Kamuoyu sahte haberlerle yanlış yönlendirildi
Kamuoyunun sahte haberlerle yönlendirildiğini belirtene Sarıkaya, “Lübcke cinayetinin detayları incelenecek olursa, bunun başta ırkçı bir saldırı olduğuna kesin gözüyle bakılıyordu. Fakat sonra her ne olduysa, çok pratik bir bakış açısı üzerine odaklanıldı. Önce yeni bir senaryo çizdiler sonra da bu senaryoya göre bir fail oluşturarak siyasi izi silmeye çalıştılar. Bu yöntem orijinalliğini uzun süre önce yitirmiş olsa da, alıcısı ve inananı çok olduğundan işe yarayan bir yöntem olarak kabul edilir. Lübcke cinayeti için ise senaryo şu şekilde yazıldı: “Kermes ziyareti sırasında alevlenen kavganın sonu: Polis Lübcke cinayetinin bir ırkçı grup tarafından değil de kendi yakın çevresinden biri tarafından gerçekleştiği üzerinde yoğunlaştı.” (Süddeutsche Zeitung, 17 Haziran 2019)” diyor. Basında bu yönde algı yaratılmaya çalışıldığını belirten Sarıkaya şöyle devam ediyor:
MASUM BAHÇIVAN SENARYOSU TUTMADI
Katil zanlısı hakkında başta kullanılan “aslında masum bir bahçıvandı” senaryosunun uzun süre gitmeyeceği anlaşılınca ikinci senaryo devreye sokuldu ve zanlının Nazi olduğu kabul edildi. Fakat bu sefer de “sağcı bir terörist gruba dahil olabileceğine dair bir kanıt yok” dendi (Frankfurter Rundschau, 18 Haziran 2019). Bu görüş ise yetkili makamların sözcüsü Markus Schmitt tarafından Karlsruhe’deki federal savcının ifadelerine dayanarak paylaşıldı.

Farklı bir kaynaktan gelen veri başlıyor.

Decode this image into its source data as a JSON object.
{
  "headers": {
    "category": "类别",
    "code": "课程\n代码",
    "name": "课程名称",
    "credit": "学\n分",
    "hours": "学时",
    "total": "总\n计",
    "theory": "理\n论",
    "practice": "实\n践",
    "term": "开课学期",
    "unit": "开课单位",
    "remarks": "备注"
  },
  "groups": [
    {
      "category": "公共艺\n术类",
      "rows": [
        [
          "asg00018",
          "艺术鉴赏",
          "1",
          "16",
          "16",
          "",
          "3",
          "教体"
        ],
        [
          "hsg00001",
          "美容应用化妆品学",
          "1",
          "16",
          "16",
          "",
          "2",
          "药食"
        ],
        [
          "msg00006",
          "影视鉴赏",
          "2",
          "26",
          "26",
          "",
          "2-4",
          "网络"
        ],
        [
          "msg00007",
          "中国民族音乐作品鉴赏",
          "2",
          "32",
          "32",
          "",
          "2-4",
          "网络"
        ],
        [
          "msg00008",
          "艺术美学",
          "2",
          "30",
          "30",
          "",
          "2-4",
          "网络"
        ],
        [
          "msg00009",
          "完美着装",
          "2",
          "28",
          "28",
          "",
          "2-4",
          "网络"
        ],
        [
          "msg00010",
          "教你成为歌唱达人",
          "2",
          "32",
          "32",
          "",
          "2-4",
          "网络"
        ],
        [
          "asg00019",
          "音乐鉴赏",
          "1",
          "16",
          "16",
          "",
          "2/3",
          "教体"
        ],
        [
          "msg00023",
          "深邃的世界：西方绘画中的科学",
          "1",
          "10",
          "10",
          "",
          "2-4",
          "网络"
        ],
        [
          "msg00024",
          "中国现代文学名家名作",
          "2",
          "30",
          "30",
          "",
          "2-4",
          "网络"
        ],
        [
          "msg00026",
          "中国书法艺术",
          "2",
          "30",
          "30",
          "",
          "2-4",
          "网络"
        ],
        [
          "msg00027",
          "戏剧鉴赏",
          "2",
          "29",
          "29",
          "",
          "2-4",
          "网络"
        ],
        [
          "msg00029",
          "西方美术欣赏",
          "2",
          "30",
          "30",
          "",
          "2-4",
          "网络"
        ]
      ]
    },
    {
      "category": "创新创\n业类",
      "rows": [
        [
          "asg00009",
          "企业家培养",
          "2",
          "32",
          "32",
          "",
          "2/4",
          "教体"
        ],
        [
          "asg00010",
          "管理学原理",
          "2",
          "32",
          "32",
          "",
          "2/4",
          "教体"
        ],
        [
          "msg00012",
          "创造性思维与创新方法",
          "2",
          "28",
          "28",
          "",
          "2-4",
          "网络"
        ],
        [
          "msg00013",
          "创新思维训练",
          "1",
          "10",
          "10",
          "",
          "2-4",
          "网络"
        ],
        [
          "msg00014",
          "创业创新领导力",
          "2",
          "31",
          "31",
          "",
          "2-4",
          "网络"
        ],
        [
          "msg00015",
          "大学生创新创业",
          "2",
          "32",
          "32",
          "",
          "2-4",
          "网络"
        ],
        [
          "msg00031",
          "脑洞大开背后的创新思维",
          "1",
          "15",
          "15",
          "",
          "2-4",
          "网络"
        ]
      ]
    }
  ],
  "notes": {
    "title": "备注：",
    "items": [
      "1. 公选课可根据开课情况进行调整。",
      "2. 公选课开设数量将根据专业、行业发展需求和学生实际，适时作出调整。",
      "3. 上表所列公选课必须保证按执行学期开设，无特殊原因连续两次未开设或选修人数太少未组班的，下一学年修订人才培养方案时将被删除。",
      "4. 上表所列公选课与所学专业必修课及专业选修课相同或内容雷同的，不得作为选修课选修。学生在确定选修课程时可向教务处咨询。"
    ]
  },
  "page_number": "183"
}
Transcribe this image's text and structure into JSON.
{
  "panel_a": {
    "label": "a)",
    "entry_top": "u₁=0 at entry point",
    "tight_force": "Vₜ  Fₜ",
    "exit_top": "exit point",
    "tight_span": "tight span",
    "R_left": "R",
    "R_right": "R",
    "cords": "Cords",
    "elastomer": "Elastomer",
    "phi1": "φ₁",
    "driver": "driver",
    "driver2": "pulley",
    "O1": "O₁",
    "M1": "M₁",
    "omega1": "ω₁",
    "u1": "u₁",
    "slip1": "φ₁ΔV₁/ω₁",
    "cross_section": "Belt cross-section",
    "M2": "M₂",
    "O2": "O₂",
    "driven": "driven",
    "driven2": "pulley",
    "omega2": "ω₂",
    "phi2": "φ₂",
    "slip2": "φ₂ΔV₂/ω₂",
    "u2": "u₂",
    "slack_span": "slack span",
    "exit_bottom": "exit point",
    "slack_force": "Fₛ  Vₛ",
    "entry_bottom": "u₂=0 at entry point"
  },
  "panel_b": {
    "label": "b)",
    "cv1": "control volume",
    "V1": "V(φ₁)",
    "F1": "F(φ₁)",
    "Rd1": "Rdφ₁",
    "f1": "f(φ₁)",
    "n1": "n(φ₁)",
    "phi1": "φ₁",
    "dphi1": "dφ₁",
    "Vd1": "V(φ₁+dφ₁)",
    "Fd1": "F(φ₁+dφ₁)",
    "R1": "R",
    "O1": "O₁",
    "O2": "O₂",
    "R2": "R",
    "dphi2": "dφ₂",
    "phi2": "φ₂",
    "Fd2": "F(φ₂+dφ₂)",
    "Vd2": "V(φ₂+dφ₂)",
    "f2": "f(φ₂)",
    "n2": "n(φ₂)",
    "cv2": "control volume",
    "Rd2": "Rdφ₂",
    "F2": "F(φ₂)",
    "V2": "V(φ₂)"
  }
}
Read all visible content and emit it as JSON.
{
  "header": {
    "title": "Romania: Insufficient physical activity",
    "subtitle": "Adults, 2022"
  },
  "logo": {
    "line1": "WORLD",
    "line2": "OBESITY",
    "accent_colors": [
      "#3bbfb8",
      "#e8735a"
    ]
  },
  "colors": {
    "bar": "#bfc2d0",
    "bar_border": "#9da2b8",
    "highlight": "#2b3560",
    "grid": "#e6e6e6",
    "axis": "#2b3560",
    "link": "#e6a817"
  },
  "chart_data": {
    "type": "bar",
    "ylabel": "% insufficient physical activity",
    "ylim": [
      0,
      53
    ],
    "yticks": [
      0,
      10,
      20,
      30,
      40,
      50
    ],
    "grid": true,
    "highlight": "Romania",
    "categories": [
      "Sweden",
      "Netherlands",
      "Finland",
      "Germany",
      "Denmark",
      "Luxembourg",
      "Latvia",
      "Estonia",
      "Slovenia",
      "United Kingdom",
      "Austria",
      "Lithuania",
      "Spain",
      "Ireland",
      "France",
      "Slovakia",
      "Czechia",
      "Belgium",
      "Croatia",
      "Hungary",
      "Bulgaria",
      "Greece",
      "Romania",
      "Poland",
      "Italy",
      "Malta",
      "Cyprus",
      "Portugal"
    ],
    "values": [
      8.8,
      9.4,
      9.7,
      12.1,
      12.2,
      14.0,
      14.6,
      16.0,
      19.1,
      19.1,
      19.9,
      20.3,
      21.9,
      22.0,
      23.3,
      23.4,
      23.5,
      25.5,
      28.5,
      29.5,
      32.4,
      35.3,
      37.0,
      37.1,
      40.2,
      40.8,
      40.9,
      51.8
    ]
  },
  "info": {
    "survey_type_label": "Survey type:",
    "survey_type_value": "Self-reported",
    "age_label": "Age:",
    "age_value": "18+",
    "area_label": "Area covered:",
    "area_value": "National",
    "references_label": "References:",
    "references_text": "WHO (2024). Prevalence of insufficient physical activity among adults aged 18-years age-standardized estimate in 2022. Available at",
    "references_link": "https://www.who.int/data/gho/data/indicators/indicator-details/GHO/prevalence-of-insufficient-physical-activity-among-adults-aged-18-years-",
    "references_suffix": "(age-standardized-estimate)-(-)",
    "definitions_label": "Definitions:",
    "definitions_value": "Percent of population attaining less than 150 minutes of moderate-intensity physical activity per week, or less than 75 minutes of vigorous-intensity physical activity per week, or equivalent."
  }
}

IRKÇI ORGANİZASYON MU GİZLENMEK İSTENDİ?
Peki bir de şu şekilde düşünelim: Ne olursa olsun, hangi organizasyona dahil olursa olsun, bu cinayet her açıdan araştırılsaydı nasıl bir sonuca varılırdı? Cevap basit: O zaman NSU 2.0 gibi ırkçı bir organizasyon ile karşılaşılabilirdi. Ve işte burada senaryonun açığını yakalamış olurdunuz. Çünkü “Kameradschaften”, “blood&honor” ve “combat 18” adlı ırkçı yapılanmalara üye olan katil zanlısının, NSU 2.0 ile yakından bir ilgisi olabileceği düşüncesi güçlenmiş oluyor.
Katil Zanlısı Stephen E.
Şüpheli Stephan Ernst’in ismi bizi, bireysel faillere değil, varlığı yıllardır inkar edilen neo-Nazi terörist yapılarına götürüyor. Stephan Ernst, NSU’nun daha güzelini hayal edemediği bir neo-Nazi özgeçmişine sahip. Örneğin, 1989’daki yeniden birleşmeden sonra ortaya çıkan pogromlarl siyasallaştı. Hatta 1993 yılında Hessen Hohenstein-Steckenrodt’taki mülteci konaklamalarına yapılan saldırı nedeniyle, birkaç yıl hapis cezasına çarptırıldı.
Stephen Ernst'in kabarık sabıka kaydı
“Kasselli 45 yaşındaki Stephen E. 2000’li yıllarından bu yana anti-faşistler tarafından tanınıyor. 2000’lerde neo-Naziler Michel Friedrich ve Mike Sawallich’in etrafındaki iç çemberin içindeydi. NPD gösterilerine, en az bir sprey eylemine ve 2007'de Nazi rakipleriyle neo-Naziler kavgasına katıldı. (...) Ernst 1 Mayıs 2009’da altı yeni neo-Nazi üyesiyle Dortmund’a seyahat etti ve orada DGB (Sendika Birliği) gösterisine düzenlenen bir saldırıya katıldı ve bu saldırıda tutuklandı. (…) Stephen Ernst 2016'da, ‘Ulusal Sosyalist Yeraltı’nın suçlarını netleştirmek için Hessen eyaleti soruşturma komitesinde konu olarak ele alındı. Ayrıca Die Linke partisi tarafından Kassel’in aşırı sağcı neo-Nazilerine örnek olarak gösterildi. Neo-Nazi ve V-adamı olan Benjamin Gaertner, milletvekili Schaus’un sorusu üzerine ‘NPD-Stephen’ adında bir kişiyi tanıdığını doğruladı.”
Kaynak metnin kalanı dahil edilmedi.